= Vic-Wells Association =

The Vic-Wells Association (VWA) was founded in 1922 and supports the work of the Old Vic and Sadler's Wells theatres.

==Early history==
The Vic-Wells Association (VWA) was founded as the Old Vic Association during the 1922-3 theatre season. Lilian Baylis, who then managed the Old Vic, established the organisation to build relations between audiences and performers at the Old Vic. The Old Vic Association ran several events during the year; the annual Twelfth Night Party, on or around 6 January, was particularly popular as was Shakespeare's birthday on or around 23 April. The latter usually featured a host of Old Vic performers reciting famous speeches and scenes from Shakespeare. However, the Old Vic Association also began building an archive of material associated with the drama, dance and opera performed at the Old Vic. The Association published the Old Vic Magazine, first published in October 1919, and Baylis persuaded directors, performers, designers, and backstage crew to write short articles on the roles they were playing, singing or dancing; plays they were directing or designing; and reminiscences about previous experiences in the theatre.

In 1931, when Baylis re-opened the Sadler's Wells theatre, the Old Vic Association became the Vic-Wells Association and the magazine was renamed The Vic-Wells Magazine. Under this name, the magazine continued publication until the start of the Second World War. Leading performers continued to write for the magazine; for example, Robert Helpmann reminisced about touring Australia as a fifteen year old, dancing on the same stage as Anna Pavlova; Ethel Smyth asked 'Is Opera a Wash-Out in England?'. Peggy Ashcroft discussed 'My First Repertory Season'. The VWA also published two short histories by Edwin Fagg - one of Sadler's Wells theatre and one of the Old Vic. The VWA arranged many special interest lectures and in 1983 Ninette de Valois reminisced about how nervous she was when invited by the VWA to give her 'first public address in the rehearsal room at the Old Vic'.

==Post-WWII history==
After the Second World War, the Old Vic and Sadler's Wells companies diverged, eventually forming the English National Theatre, The Vic-Wells Ballet (the predecessor of The Royal Ballet, The Royal Ballet School and the Birmingham Royal Ballet) and the Sadler's Wells Opera Company (which became the English National Opera). However, the VWA Newsletter continued covering activities at both the Old Vic and Sadler's Wells.

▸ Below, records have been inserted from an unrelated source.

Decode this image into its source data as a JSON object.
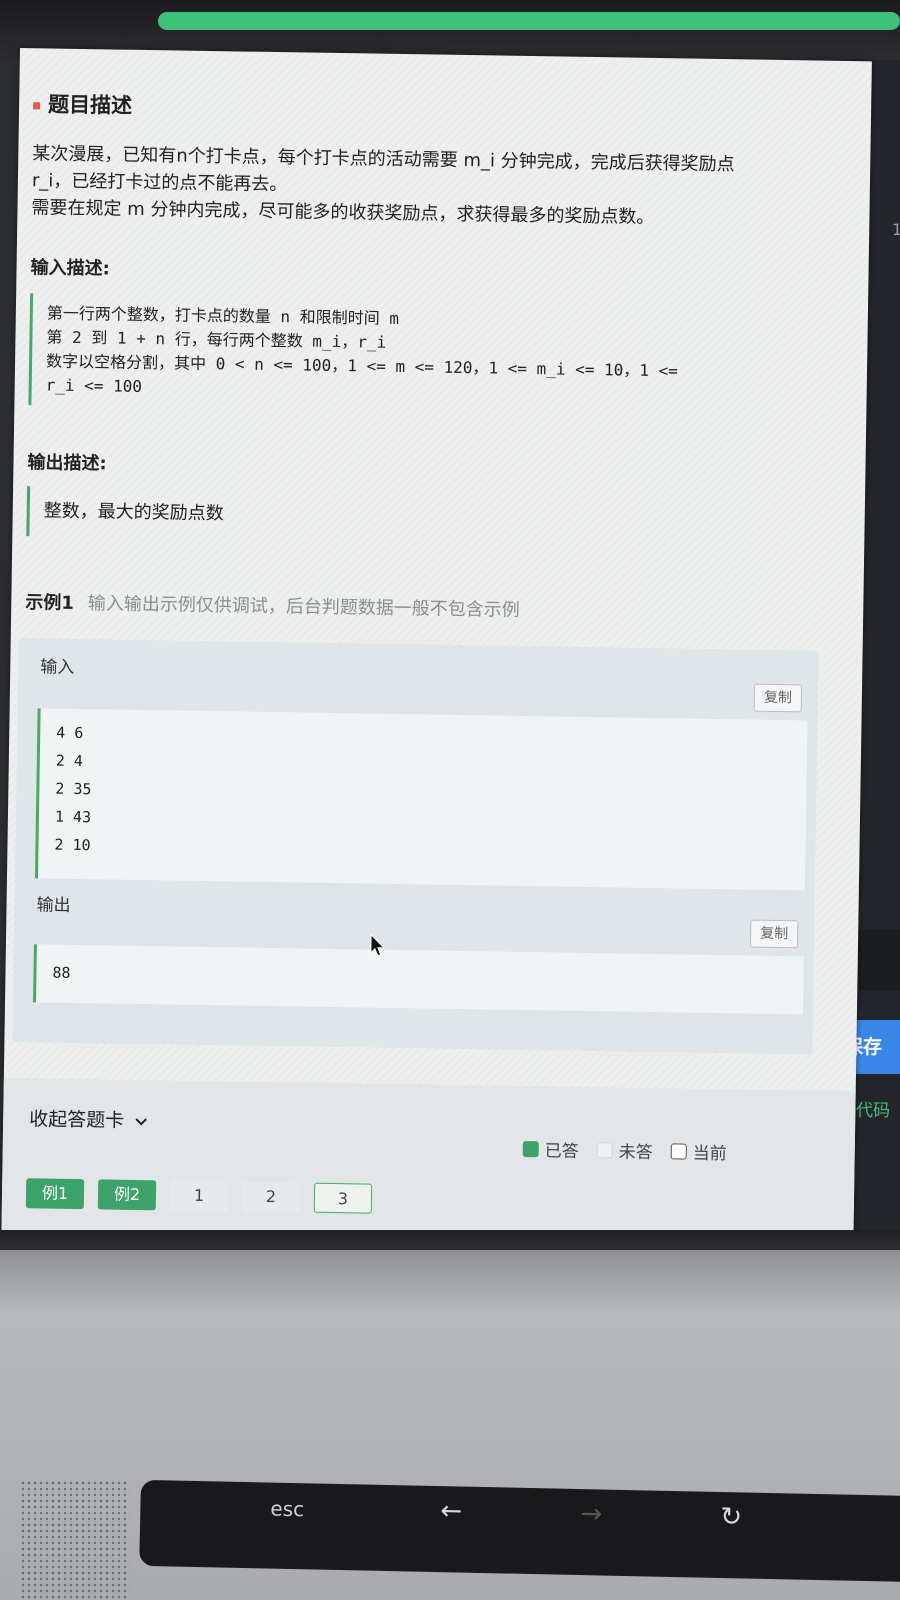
{
  "problem": {
    "section_title": "题目描述",
    "description": [
      "某次漫展，已知有n个打卡点，每个打卡点的活动需要 m_i 分钟完成，完成后获得奖励点",
      "r_i，已经打卡过的点不能再去。",
      "需要在规定 m 分钟内完成，尽可能多的收获奖励点，求获得最多的奖励点数。"
    ],
    "input_title": "输入描述:",
    "input_lines": [
      "第一行两个整数，打卡点的数量 n 和限制时间 m",
      "第 2 到 1 + n 行，每行两个整数 m_i，r_i",
      "数字以空格分割，其中 0 < n <= 100，1 <= m <= 120，1 <= m_i <= 10，1 <=",
      "r_i <= 100"
    ],
    "output_title": "输出描述:",
    "output_desc": "整数，最大的奖励点数"
  },
  "example": {
    "title": "示例1",
    "note": "输入输出示例仅供调试，后台判题数据一般不包含示例",
    "input_label": "输入",
    "input_lines": [
      "4 6",
      "2 4",
      "2 35",
      "1 43",
      "2 10"
    ],
    "output_label": "输出",
    "output_lines": [
      "88"
    ],
    "copy_label": "复制"
  },
  "answer_card": {
    "collapse_label": "收起答题卡",
    "legend": {
      "answered": "已答",
      "unanswered": "未答",
      "current": "当前"
    },
    "buttons": [
      {
        "label": "例1",
        "state": "answered"
      },
      {
        "label": "例2",
        "state": "answered"
      },
      {
        "label": "1",
        "state": "unanswered"
      },
      {
        "label": "2",
        "state": "unanswered"
      },
      {
        "label": "3",
        "state": "current"
      }
    ]
  },
  "side_panel": {
    "number": "1",
    "save_label": "保存",
    "code_tip": "你的代码"
  },
  "keyboard": {
    "esc_label": "esc"
  },
  "colors": {
    "accent": "#3ea36a",
    "save_button": "#3a86e6",
    "marker": "#e25a4f"
  }
}
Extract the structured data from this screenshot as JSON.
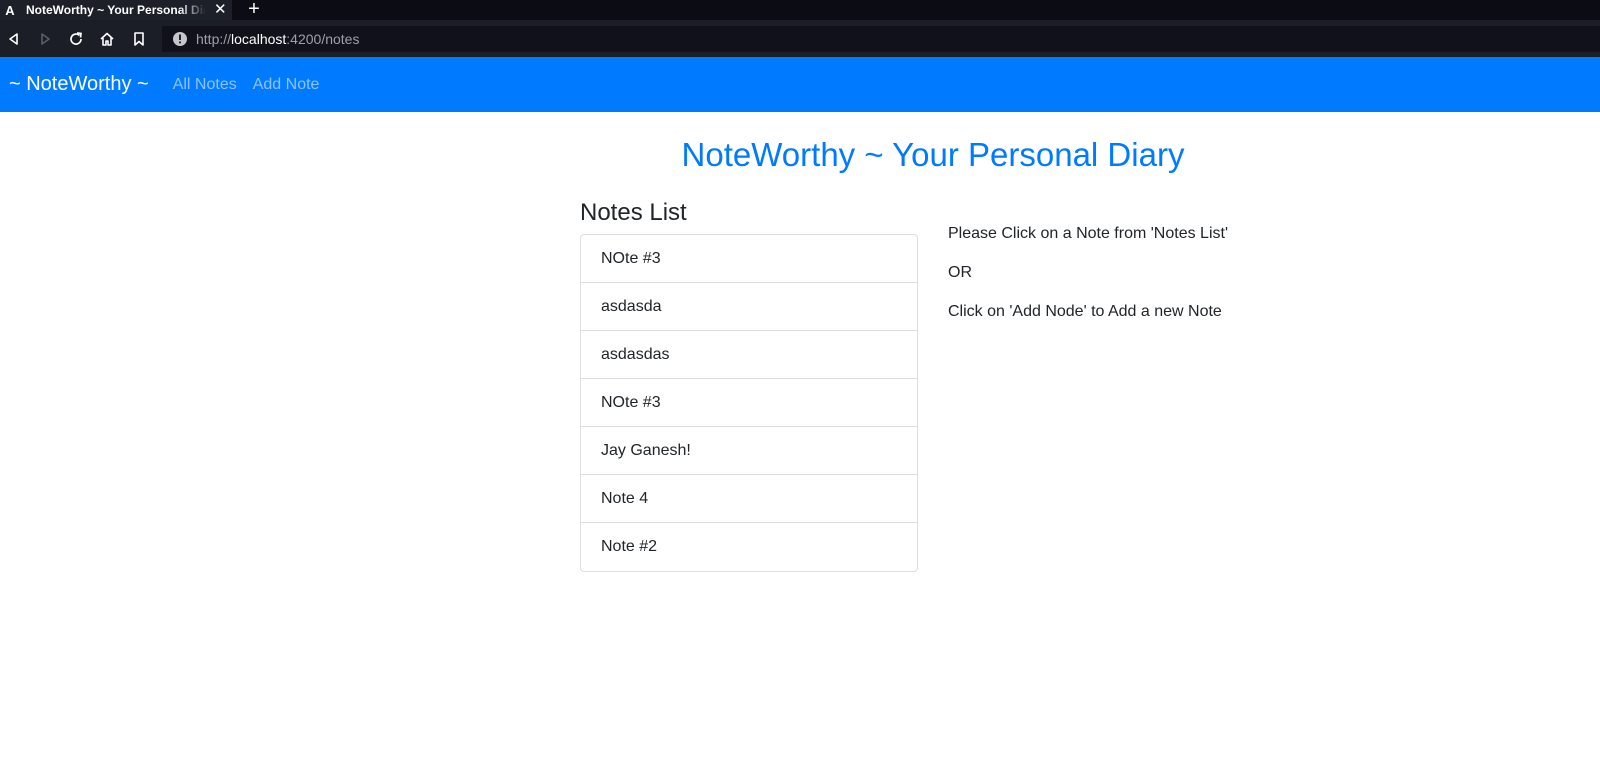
{
  "browser": {
    "tab_title": "NoteWorthy ~ Your Personal Diary",
    "tab_favicon": "A",
    "close_glyph": "✕",
    "new_tab_glyph": "+",
    "url_scheme": "http://",
    "url_host": "localhost",
    "url_rest": ":4200/notes",
    "icons": [
      "back-icon",
      "forward-icon",
      "reload-icon",
      "home-icon",
      "bookmark-icon",
      "info-icon"
    ]
  },
  "app_nav": {
    "brand": "~ NoteWorthy ~",
    "links": [
      {
        "label": "All Notes"
      },
      {
        "label": "Add Note"
      }
    ]
  },
  "main": {
    "title": "NoteWorthy ~ Your Personal Diary",
    "list_heading": "Notes List",
    "notes": [
      {
        "title": "NOte #3"
      },
      {
        "title": "asdasda"
      },
      {
        "title": "asdasdas"
      },
      {
        "title": "NOte #3"
      },
      {
        "title": "Jay Ganesh!"
      },
      {
        "title": "Note 4"
      },
      {
        "title": "Note #2"
      }
    ],
    "hint": {
      "line1": "Please Click on a Note from 'Notes List'",
      "line2": "OR",
      "line3": "Click on 'Add Node' to Add a new Note"
    }
  },
  "colors": {
    "primary": "#007bff",
    "text": "#212529",
    "browser_dark": "#1c1e27"
  }
}
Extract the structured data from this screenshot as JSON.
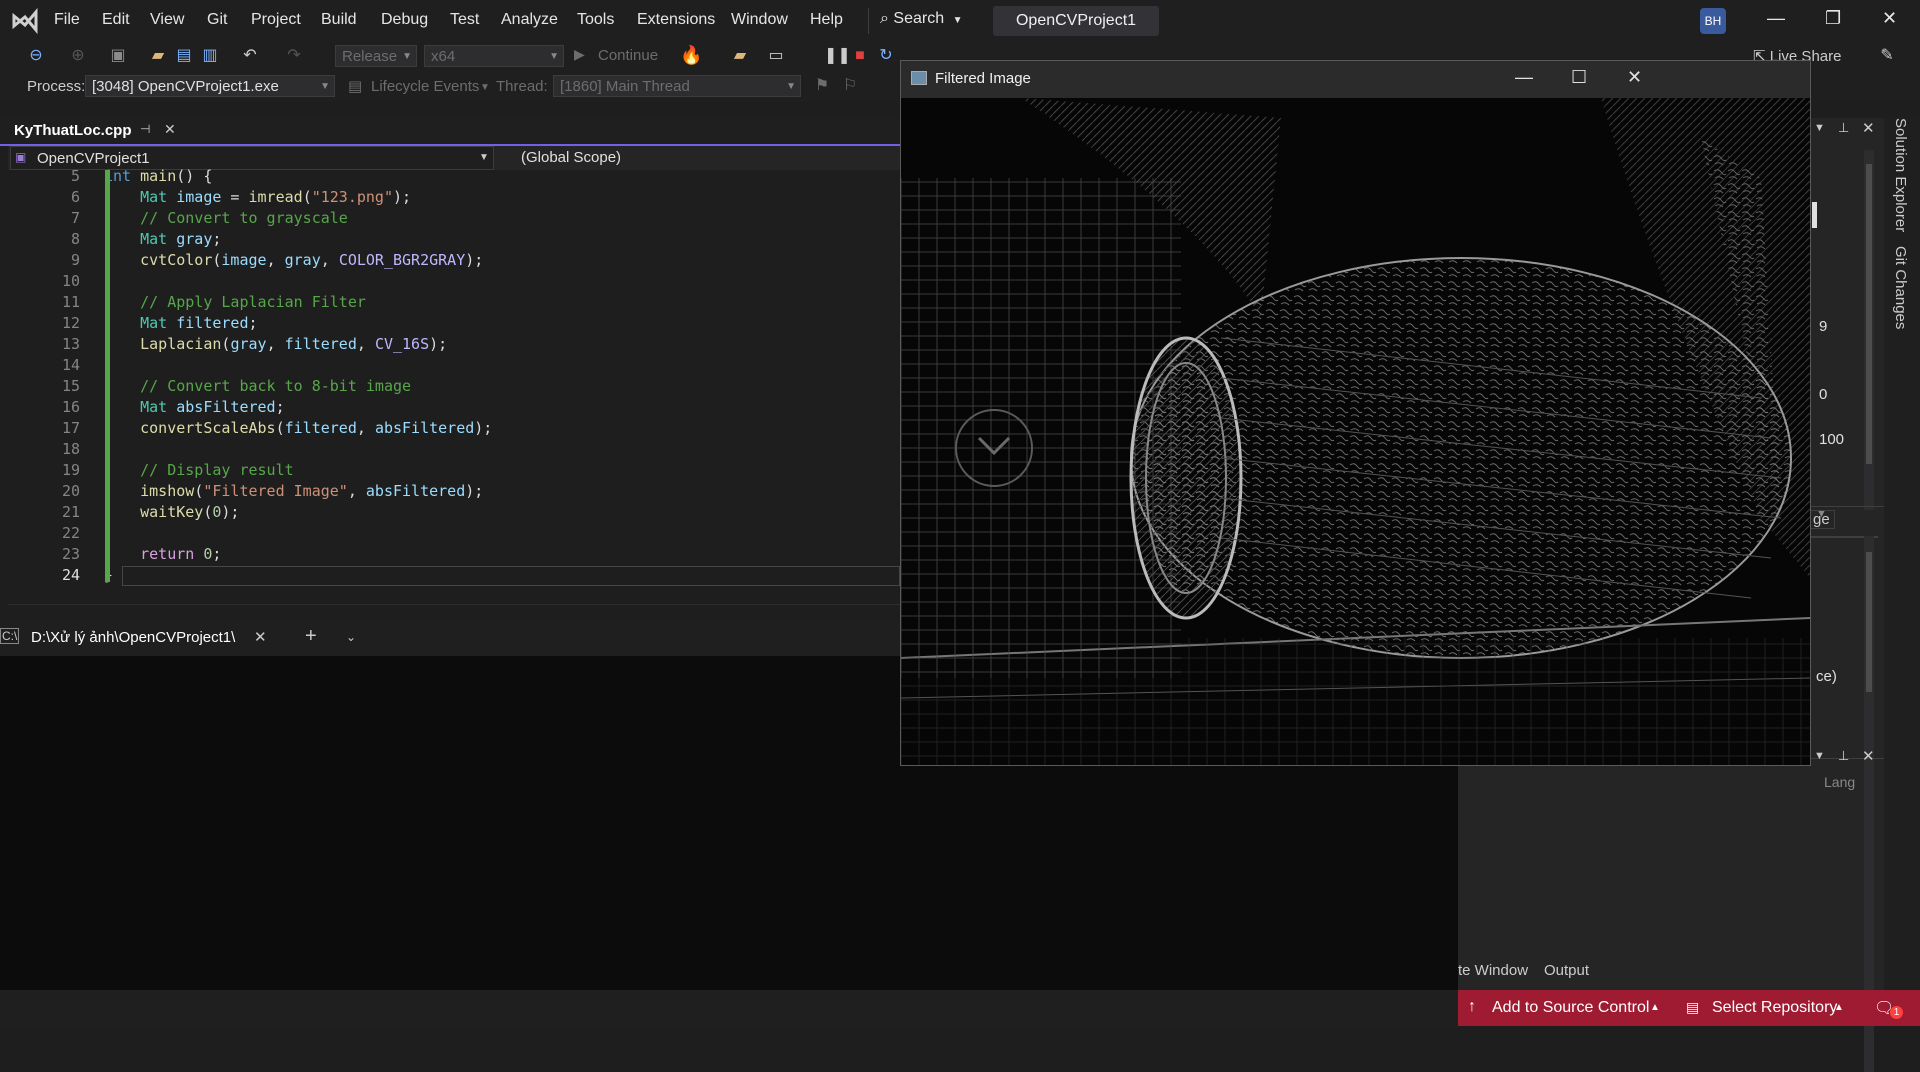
{
  "menu": {
    "items": [
      "File",
      "Edit",
      "View",
      "Git",
      "Project",
      "Build",
      "Debug",
      "Test",
      "Analyze",
      "Tools",
      "Extensions",
      "Window",
      "Help"
    ],
    "search_label": "Search",
    "project_name": "OpenCVProject1",
    "avatar_initials": "BH"
  },
  "toolbar": {
    "config": "Release",
    "platform": "x64",
    "continue_label": "Continue",
    "live_share_label": "Live Share"
  },
  "debug_bar": {
    "process_label": "Process:",
    "process_value": "[3048] OpenCVProject1.exe",
    "lifecycle_label": "Lifecycle Events",
    "thread_label": "Thread:",
    "thread_value": "[1860] Main Thread"
  },
  "editor": {
    "tab_title": "KyThuatLoc.cpp",
    "nav_project": "OpenCVProject1",
    "nav_scope": "(Global Scope)",
    "line_numbers": [
      "5",
      "6",
      "7",
      "8",
      "9",
      "10",
      "11",
      "12",
      "13",
      "14",
      "15",
      "16",
      "17",
      "18",
      "19",
      "20",
      "21",
      "22",
      "23",
      "24"
    ]
  },
  "terminal": {
    "tab_title": "D:\\Xử lý ảnh\\OpenCVProject1\\"
  },
  "image_window": {
    "title": "Filtered Image"
  },
  "right_panel": {
    "values": [
      "9",
      "0",
      "100"
    ],
    "partial_tab_1": "ge",
    "partial_text_2": "ce)",
    "partial_col_header": "Lang",
    "bottom_tabs": [
      "te Window",
      "Output"
    ]
  },
  "side_tabs": [
    "Solution Explorer",
    "Git Changes"
  ],
  "status": {
    "add_source_control": "Add to Source Control",
    "select_repository": "Select Repository",
    "notification_count": "1"
  }
}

The historian Reginald P. Mander gathered reminiscences and anecdotes from chorus girls and stars and the VWA Newsletter is the source for the story about Lilian Baylis's aunt, Emma Cons, not replying to Charlie Chaplin when he applied to work at the Old Vic because he didn't include a stamped addressed envelope. The VWA also hosted special performances such as the first complete UK stage reading of Dylan Thomas' Under Milk Wood at The Old Vic in 1954, starring Richard Burton, Emlyn Williams, Sybil Thorndike and Rachel Roberts, performed on 28 February and 17 March 1954, directed by Douglas Cleverdon and adapted by Philip Burton. Another VWA event was a performance of John Webster's The White Devil on 5 March 1961, at the Old Vic, featuring Stephen Moore and Barbara Leigh-Hunt and directed by Peter Ellis. Meanwhile, at Sadler's Wells, the VWA supported the European premiere of John Joubert's opera, Silas Marner, in a workshop performance.

By 1982, the VWA owned a substantial archive which it donated to several special collections. For example, Leslie Gordon's colour film made during dress rehearsals for the opera and ballet during 1936-8 was deposited with the National Film Archive (VWA Newsletter January/ February 1983 p. 7) at the British Film Institute. This film, clips of which can be viewed via the Vic-Wells Association YouTube page, includes a brief glimpse of Ninette de Valois dancing the role of Webster in The Wedding Bouquet. A major collection of clippings, playbills, scrapbooks, photographs and other theatre ephemera was donated to the Theatre Museum. Another major collection was donated to the Islington Local History Centre Special Collections

The VWA also managed The Lilian Baylis Trust and the Ninette de Valois Trust, which made occasional grants and donations: for example, in 1994 the VWA sponsored the commissioning of Pendragon for the National Youth Music Theatre. in 2005 an award was made to then emerging choreographer Liam Scarlett. In 2011, the VWA subsidised a restaging of W.B.Yeats's 1934 dance play The King of the Great Clock Tower at the Royal Ballet School, directed by Richard Cave. Awards have also been made to the ENO’s Harewood Artist programme and the Birmingham Royal Ballet Dreams programme for young people.

In 2025 the VWA restructured into an online association focussing on archiving and offering grants to creative and critical projects connected with the Old Vic, Sadler’s Wells and the theatres’ illustrious histories.